“No, excellency.”
“You had better not,” growled the sentry. “Pass on and don’t let me catch you prowling around here any more of nights. I have orders to shoot anybody whose looks I don’t like.”
“Yes, excellency, I will remember,” said the seeming peasant, and slunk away in the direction of the town.
CHAPTER XIII
“TO BE SHOT AT SUNRISE!”
The streets of the town were unlighted, but several houses on the public square showed illumination through lowered window shades. There were no citizens to be seen, and very few soldiers about. In front of the Hotel de Ville (townhall) a sentry paced restlessly to and fro on duty, with a musket laid across his arm. He took no notice of the dirty peasant stalking past.

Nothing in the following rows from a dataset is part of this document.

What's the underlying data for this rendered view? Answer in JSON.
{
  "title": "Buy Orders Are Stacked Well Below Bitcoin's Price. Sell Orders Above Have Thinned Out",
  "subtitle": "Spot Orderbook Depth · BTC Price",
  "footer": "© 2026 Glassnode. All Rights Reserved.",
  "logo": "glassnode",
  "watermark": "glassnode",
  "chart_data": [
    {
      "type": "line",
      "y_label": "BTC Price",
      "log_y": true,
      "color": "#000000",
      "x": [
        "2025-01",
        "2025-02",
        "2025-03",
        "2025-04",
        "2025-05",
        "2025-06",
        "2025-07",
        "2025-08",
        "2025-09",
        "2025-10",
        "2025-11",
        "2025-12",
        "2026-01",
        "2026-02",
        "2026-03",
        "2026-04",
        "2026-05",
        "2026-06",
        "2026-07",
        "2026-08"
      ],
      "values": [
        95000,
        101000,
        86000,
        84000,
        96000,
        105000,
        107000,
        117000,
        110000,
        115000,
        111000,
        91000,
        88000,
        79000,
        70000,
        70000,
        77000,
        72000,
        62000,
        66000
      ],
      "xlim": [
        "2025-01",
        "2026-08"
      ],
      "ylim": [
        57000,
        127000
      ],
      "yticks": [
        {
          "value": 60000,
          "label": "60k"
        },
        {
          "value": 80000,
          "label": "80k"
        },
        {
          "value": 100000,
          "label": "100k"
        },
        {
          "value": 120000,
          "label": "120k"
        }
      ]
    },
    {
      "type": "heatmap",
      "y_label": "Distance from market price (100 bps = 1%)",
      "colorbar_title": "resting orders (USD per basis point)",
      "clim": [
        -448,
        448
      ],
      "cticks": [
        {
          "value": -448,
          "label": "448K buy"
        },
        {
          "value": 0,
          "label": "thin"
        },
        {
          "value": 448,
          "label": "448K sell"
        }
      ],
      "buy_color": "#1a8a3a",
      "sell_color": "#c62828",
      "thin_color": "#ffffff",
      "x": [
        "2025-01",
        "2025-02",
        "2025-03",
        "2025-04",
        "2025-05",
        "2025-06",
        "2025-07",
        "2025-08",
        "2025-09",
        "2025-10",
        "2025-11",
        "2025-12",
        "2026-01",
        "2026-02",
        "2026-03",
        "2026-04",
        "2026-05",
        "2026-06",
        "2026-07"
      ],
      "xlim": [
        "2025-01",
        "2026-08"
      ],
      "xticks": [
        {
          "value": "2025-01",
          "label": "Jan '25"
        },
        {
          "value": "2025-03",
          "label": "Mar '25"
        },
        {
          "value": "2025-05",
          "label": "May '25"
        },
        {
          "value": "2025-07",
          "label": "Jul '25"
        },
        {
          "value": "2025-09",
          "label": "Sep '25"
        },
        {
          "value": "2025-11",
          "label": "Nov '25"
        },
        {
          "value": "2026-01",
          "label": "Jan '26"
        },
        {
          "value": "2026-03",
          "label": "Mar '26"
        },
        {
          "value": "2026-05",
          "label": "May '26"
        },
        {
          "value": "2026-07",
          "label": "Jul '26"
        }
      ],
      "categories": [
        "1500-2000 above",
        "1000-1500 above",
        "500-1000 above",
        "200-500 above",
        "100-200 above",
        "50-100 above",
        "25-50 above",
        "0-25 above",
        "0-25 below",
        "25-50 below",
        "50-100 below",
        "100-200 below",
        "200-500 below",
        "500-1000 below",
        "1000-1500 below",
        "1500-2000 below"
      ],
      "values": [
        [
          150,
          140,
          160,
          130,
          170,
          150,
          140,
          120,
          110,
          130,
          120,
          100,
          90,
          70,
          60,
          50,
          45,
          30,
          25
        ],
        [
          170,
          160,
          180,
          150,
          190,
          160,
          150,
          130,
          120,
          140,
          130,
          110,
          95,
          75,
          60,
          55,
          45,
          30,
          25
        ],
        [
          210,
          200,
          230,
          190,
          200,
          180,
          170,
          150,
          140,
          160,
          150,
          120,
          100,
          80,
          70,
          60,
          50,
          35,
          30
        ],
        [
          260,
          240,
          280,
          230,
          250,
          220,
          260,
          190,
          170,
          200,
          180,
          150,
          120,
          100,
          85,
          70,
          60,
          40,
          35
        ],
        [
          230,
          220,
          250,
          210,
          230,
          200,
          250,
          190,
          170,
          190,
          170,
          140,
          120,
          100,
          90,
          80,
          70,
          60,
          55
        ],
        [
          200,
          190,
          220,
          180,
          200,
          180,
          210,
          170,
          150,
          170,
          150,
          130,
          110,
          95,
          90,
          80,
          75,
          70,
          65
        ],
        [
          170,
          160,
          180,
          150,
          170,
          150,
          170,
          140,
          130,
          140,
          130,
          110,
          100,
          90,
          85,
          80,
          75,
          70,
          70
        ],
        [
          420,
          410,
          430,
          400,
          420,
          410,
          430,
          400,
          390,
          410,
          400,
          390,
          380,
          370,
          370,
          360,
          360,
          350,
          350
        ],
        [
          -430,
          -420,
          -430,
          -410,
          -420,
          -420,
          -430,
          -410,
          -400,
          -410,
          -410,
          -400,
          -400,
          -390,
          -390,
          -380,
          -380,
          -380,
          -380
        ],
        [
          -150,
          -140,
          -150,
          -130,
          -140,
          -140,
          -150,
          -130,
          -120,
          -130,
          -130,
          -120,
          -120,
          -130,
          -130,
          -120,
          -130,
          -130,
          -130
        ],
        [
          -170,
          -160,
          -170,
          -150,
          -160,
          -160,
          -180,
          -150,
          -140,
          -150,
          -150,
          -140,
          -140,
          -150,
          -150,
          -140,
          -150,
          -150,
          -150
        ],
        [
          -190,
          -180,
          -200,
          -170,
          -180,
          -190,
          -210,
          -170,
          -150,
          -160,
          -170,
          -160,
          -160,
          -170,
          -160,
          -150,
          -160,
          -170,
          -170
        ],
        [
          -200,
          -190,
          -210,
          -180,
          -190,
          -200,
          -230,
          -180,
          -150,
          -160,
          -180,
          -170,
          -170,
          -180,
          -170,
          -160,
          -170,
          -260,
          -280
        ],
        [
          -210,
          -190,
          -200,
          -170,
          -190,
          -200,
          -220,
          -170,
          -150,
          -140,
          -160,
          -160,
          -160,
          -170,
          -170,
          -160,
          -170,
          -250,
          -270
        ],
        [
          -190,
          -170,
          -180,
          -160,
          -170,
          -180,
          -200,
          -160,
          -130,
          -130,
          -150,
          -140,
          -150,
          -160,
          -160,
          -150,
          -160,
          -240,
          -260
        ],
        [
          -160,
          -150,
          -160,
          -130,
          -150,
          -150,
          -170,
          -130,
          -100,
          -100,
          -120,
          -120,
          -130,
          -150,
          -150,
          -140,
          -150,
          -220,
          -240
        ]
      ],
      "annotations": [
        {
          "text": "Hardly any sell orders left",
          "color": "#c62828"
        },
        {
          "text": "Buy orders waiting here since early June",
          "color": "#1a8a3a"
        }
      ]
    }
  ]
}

Buck made it his first business to locate the civic prison where he knew that Bob would be confined. This he found not far from the main thoroughfare of the town, a massive, square, gray-stone building, with iron doors and many little grated windows high up on the walls. A sentry-box beside the door was occupied, so Buck spent no time loitering around there. He made his way back to the public square in search of an inn where he might sit down, and while eating inquire casually about news in general and the trials of war prisoners in particular. He felt pretty sure that the down-trodden Belgians present were sullen and discontented under the iron German rule, and would be willing to discuss almost any topic relative to the oppressions.
The first tavern to which Buck came was large and pretentious; evidently the main hostelry of the city. Even at this late hour people were passing in and out of the big entrance. The disguised boy noted, however, that many of these guests were German officers, and rightly guessed that this being the chief inn of the city, it would be most largely patronized by the conquerors, so he passed on in search of some less popular place.
A little farther on down the street he came upon a smaller, more dingy-looking public house, with apparently less revelry going on inside. Buck determined to take a chance here, and, pulling his disreputable cap lower over his eyes, pulled open the door and slouched in.
He found himself in a small, low-ceilinged room, the walls and oaken rafters of which were dirty and smoked black by the huge open fireplace at one end. Rickety little wooden tables stood here and there, none too clean nor inviting. A doorway at the far end of the room led out into the kitchens, from which a vile odor of cabbage and onions penetrated.